I’ve had surgery on my face.
When I tell people that, they get excited, imagining,
perhaps, a disfiguring car accident.
In actuality, it isn’t anything to get excited
about: they just needed to fix a malfunctioning tear duct. Of course, it didn’t work, this fixing, but
that didn’t keep them billing me the equivalent of, say, a yacht payment.
I went in, they doped me up, broke my nose, set it,
introduced a length of fine plastic tubing and voila, as we used to say, fish
and chips.
I awoke in Post-Op, drunk on anesthesia. The world was whirling; the pain, painful.
The time between “coming to” and finding myself at home,
in my bed, cannot be measured.
My sister is leaning over me.
“You there?”
I nod.
“You want to see?”
She is holding a mirror.
I nod.
“You look ghastly,” she says.
And it’s true.
There is a plastic form up my nose, covered by a surprisingly bloody
bandage. There is another bandage,
unbloodied, over my right eye. There are
splotches of dried blood on my cheeks, my chin. I am breathing out of my mouth.
“I’b dry.”
She hands me a lemon drop. I suck on it without the benefit of taste and
salivate anyway.
“Do you remember that Dylan is at his dad’s ‘til Sunday?”
I nod.
“And that me and Kyle are going to a cabin?”
I nod again.
“I’ll be home in a week,” she says. “You going to be okay?”

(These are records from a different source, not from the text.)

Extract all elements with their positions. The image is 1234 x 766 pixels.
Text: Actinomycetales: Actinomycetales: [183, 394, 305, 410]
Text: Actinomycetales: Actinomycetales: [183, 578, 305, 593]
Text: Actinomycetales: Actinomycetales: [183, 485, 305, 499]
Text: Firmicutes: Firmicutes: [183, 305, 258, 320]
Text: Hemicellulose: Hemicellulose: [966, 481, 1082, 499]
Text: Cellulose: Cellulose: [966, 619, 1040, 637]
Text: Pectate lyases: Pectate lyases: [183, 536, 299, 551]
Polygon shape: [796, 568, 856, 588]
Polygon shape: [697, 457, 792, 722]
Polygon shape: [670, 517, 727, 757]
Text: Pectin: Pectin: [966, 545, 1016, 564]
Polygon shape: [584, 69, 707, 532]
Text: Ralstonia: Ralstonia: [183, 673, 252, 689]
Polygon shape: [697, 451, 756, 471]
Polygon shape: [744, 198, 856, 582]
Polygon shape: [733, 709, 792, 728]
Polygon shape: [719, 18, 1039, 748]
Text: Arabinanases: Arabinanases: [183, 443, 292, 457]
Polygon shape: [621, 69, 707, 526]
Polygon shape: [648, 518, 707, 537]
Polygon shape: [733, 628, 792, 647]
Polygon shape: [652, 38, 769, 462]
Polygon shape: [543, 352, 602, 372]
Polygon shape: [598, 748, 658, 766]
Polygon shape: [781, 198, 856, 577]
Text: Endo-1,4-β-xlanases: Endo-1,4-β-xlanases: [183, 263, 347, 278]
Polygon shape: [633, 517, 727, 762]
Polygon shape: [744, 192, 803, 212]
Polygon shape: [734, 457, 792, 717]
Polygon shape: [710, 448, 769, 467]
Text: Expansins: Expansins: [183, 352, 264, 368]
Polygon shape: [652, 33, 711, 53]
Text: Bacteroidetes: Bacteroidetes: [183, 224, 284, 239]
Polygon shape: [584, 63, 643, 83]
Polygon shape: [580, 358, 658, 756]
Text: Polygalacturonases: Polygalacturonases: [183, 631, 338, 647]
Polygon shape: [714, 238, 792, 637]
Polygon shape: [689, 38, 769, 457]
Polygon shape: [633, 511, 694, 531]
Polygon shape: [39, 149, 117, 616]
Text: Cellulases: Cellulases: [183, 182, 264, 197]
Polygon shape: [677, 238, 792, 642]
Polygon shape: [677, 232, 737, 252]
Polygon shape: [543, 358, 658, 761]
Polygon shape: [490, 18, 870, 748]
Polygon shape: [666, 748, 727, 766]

I hold up a thumb and its corresponding index
finger: A-OK.
“You got drugs?” she says.
“I dot a prescription,” I say. I hold up a bottle of Tylenol 3.
“Seriously?” she says.
“They break your nose and you get Tylenol 3? We got cousins that get OxyContin just for being
good liars.”
I lift both palms:
What are ya gonna do?
“Hmmm,” she says.
A friend visits the next day. We sit on the porch, where she studiously
avoids looking at my bloody bandages. In
a codeine-assisted haze, I listen to her read my horoscope.
“Today,” she reads, “is a good day for entertaining.”
I spend the rest of the day sleeping.
On the evening of the third day, I realize that I’ve
eaten nothing but a bag of lemon drops since the day before the surgery.
It is 3:30 in the morning. The street is quiet. The house is quiet.
My belly is decidedly not.
I wrap myself in a robe, hobble feebly to the kitchen.
The fridge is, essentially, empty. There is a small container of curdled and/or
curdling milk. There is a jar of pickles
that, strangely, has what may be a crouton floating in it. There is a bottle of ketchup, a jar of
capers, two open containers of Miracle Whip, both half-gone.
But wait – what’s that?
Behind the pickles is a ziplock-baggied container of shredded cheddar
cheese.
Cheese! I tear at the
bag. The fridge door open, its light washes
over me, streams past my shaking hands, pools onto the linoleum floor. I stare without seeing as I shovel cheese into my mouth.
It is on the fourth fist full of dinner that I notice that my tongue feels
funny. I can’t taste anything, of
course, but the feel… There is something wrong with the feel of
this cheese. This doesn’t really feel like cheddar.
Knowing what I will find, I look anyway.
The cheese in the bag is, conservatively, 80% mold.
And just like that, I’m not hungry anymore.